I also don't know the word 'inters' in this context. Do you mean 'contains'? If by Null(Q), you mean the set of vectors that it maps to zero, then it is most certainly not trivial for any non-trivial projection operator. In fact, one has $$V = Null(Q) \oplus Range(Q)$$.
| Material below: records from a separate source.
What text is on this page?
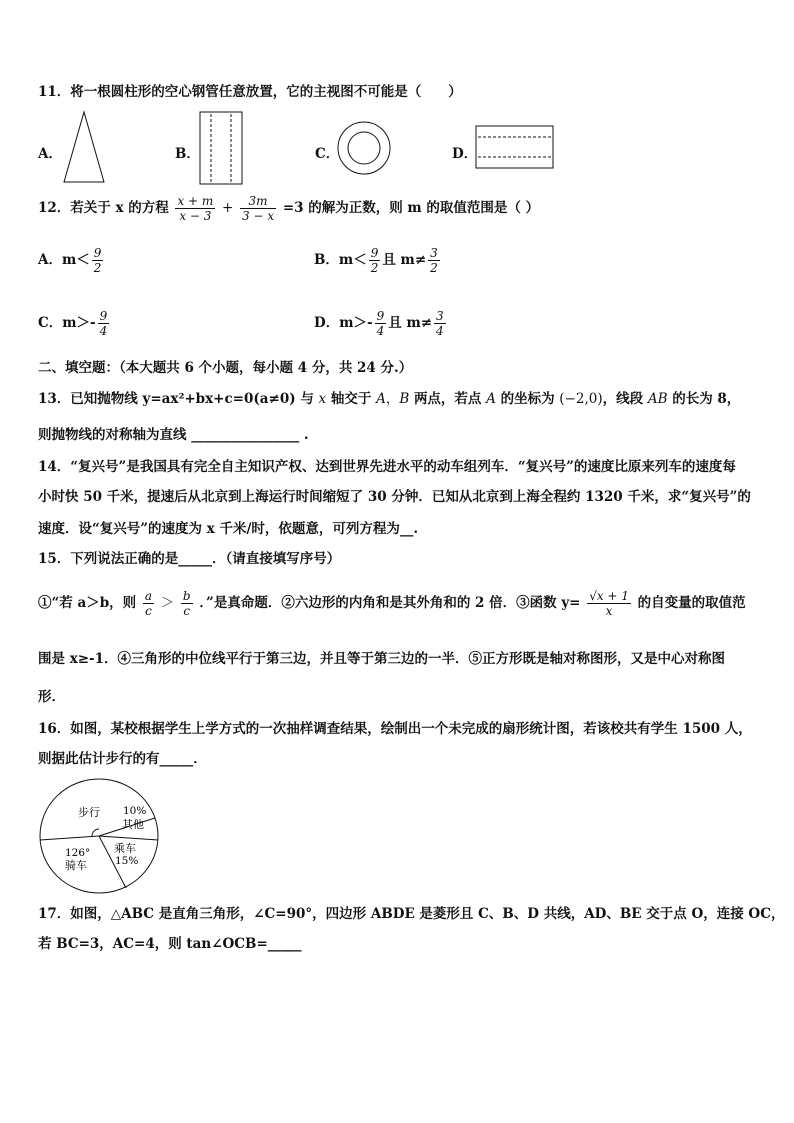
11．将一根圆柱形的空心钢管任意放置，它的主视图不可能是（　　）
A．	B．	C．	D．
12．若关于 x 的方程 $\frac{x + m}{x - 3} + \frac{3m}{3 - x} =3$ 的解为正数，则 m 的取值范围是（ ）
A．$m< \frac{9}{2}$	B．$m< \frac{9}{2}$ 且 $m\ne \frac{3}{2}$
C．$m>- \frac{9}{4}$	D．$m>- \frac{9}{4}$ 且 $m\ne \frac{3}{4}$
二、填空题：（本大题共 6 个小题，每小题 4 分，共 24 分.）
13．已知抛物线 y=ax²+bx+c=0(a≠0) 与 x 轴交于 A，B 两点，若点 A 的坐标为 (−2,0)，线段 AB 的长为 8，
则抛物线的对称轴为直线 ________________ .
14．“复兴号”是我国具有完全自主知识产权、达到世界先进水平的动车组列车．“复兴号”的速度比原来列车的速度每
小时快 50 千米，提速后从北京到上海运行时间缩短了 30 分钟．已知从北京到上海全程约 1320 千米，求“复兴号”的
速度．设“复兴号”的速度为 x 千米/时，依题意，可列方程为__.
15．下列说法正确的是_____．（请直接填写序号）
①“若 a＞b，则 $\frac{a}{c} > \frac{b}{c}$ ．”是真命题．②六边形的内角和是其外角和的 2 倍．③函数 $y= \frac{√x + 1}{x}$ 的自变量的取值范
围是 x≥-1．④三角形的中位线平行于第三边，并且等于第三边的一半．⑤正方形既是轴对称图形，又是中心对称图
形．
16．如图，某校根据学生上学方式的一次抽样调查结果，绘制出一个未完成的扇形统计图，若该校共有学生 1500 人，
则据此估计步行的有_____．
步行 10%
其他
乘车
15%
126°
骑车
17．如图，△ABC 是直角三角形，∠C=90°，四边形 ABDE 是菱形且 C、B、D 共线，AD、BE 交于点 O，连接 OC，
若 BC=3，AC=4，则 tan∠OCB=_____
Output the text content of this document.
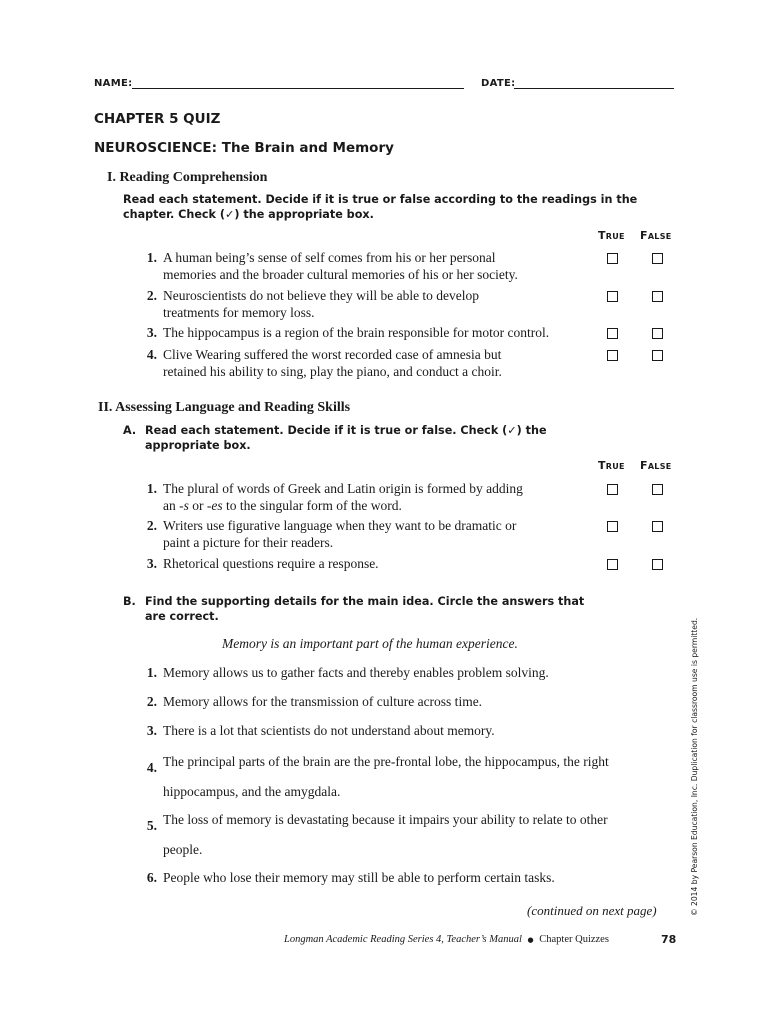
NAME:	DATE:
CHAPTER 5 QUIZ
NEUROSCIENCE: The Brain and Memory
I. Reading Comprehension
Read each statement. Decide if it is true or false according to the readings in the
chapter. Check (✓) the appropriate box.
True False
1. A human being’s sense of self comes from his or her personal
memories and the broader cultural memories of his or her society.
2. Neuroscientists do not believe they will be able to develop
treatments for memory loss.
3. The hippocampus is a region of the brain responsible for motor control.
4. Clive Wearing suffered the worst recorded case of amnesia but
retained his ability to sing, play the piano, and conduct a choir.
II. Assessing Language and Reading Skills
A. Read each statement. Decide if it is true or false. Check (✓) the
appropriate box.
True False
1. The plural of words of Greek and Latin origin is formed by adding
an -s or -es to the singular form of the word.
2. Writers use figurative language when they want to be dramatic or
paint a picture for their readers.
3. Rhetorical questions require a response.
B. Find the supporting details for the main idea. Circle the answers that
are correct.
Memory is an important part of the human experience.
1. Memory allows us to gather facts and thereby enables problem solving.
2. Memory allows for the transmission of culture across time.
3. There is a lot that scientists do not understand about memory.
4. The principal parts of the brain are the pre-frontal lobe, the hippocampus, the right
hippocampus, and the amygdala.
5. The loss of memory is devastating because it impairs your ability to relate to other
people.
6. People who lose their memory may still be able to perform certain tasks.
(continued on next page)
Longman Academic Reading Series 4, Teacher’s Manual ● Chapter Quizzes	78
© 2014 by Pearson Education, Inc. Duplication for classroom use is permitted.
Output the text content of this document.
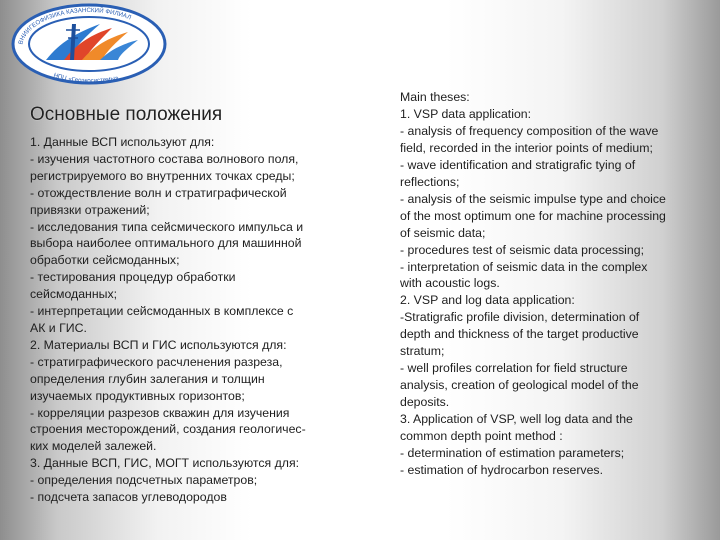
ВНИИГЕОФИЗИКА КАЗАНСКИЙ ФИЛИАЛ
НПЦ «Геоэкосистемы»
Основные положения
1. Данные ВСП используют для:
- изучения частотного состава волнового поля,
регистрируемого во внутренних точках среды;
- отождествление волн и стратиграфической
привязки отражений;
- исследования типа сейсмического импульса и
выбора наиболее оптимального для машинной
обработки сейсмоданных;
- тестирования процедур обработки
сейсмоданных;
- интерпретации сейсмоданных в комплексе с
АК и ГИС.
2. Материалы ВСП и ГИС используются для:
- стратиграфического расчленения разреза,
определения глубин залегания и толщин
изучаемых продуктивных горизонтов;
- корреляции разрезов скважин для изучения
строения месторождений, создания геологичес-
ких моделей залежей.
3. Данные ВСП, ГИС, МОГТ используются для:
- определения подсчетных параметров;
- подсчета запасов углеводородов
Main theses:
1. VSP data application:
- analysis of frequency composition of the wave
field, recorded in the interior points of medium;
- wave identification and stratigrafic tying of
reflections;
- analysis of the seismic impulse type and choice
of the most optimum one for machine processing
of seismic data;
- procedures test of seismic data processing;
- interpretation of seismic data in the complex
with acoustic logs.
2. VSP and log data application:
-Stratigrafic profile division, determination of
depth and thickness of the target productive
stratum;
- well profiles correlation for field structure
analysis, creation of geological model of the
deposits.
3. Application of VSP, well log data and the
common depth point method :
- determination of estimation parameters;
- estimation of hydrocarbon reserves.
For example, in R³ for the standard basis, one has the projection operator

$$P = \begin{bmatrix}1 & 0 & 0 \\0 & 1 & 0\\0 & 0 & 0 \end{bmatrix}$$

Null(P) is generated by (0, 0, 1)^T and Range(P) is generated by (1, 0, 0)^T and (0, 1, 0)^T.

 

[math8]

Inters means Intersection here.

 

[aPhilosopher]

That's funny. Inters means "to bury" in common usage. That's why I thought it meant contains.

 

[aPhilosopher]

I figured out (b)

$$v \in Ker(Q)\cap Im(P), |v| = 1 \ \Rightarrow \ (P - Q)v = v$$

One can move from there to

$$||P - Q||_{2} < 1 \ \Rightarrow Ker(Q)\cap Im(P) = \left\{0\right\}$$

Some standard projector properties and a little dimension counting close the deal.I still don't understand question (a) though...

 

[jbunniii]

I still don't understand question (a) though...

I read it as

(a) Prove that $$||P - Q||_2 \leq 1$$

Not sure how to prove it.

 

[aPhilosopher]

Heh, I'm new to ascii math. Should have gotten that...

 

[aPhilosopher]

To handle the first one, factorize V as

$$V = \left[ Im(P) \cap Im(Q) \right] \oplus \left[ Im(P) \cap Ker(Q) \right] \oplus <br /> \left[ Ker(P) \cap Im(Q) \right] \oplus \left[ Ker(P) \cap Ker(Q) \right]$$

So we can express a vector v = v₁ + v₂ + v₃ +v₄. We also have v_iv_j = 0 if i isn't j by picking a basis.

From here we compare ||(P - Q)v|| to ||v|| to get the more general conclusion that ||(P - Q)v|| <or eq ||v||

I don't seem to be able to find a simpler way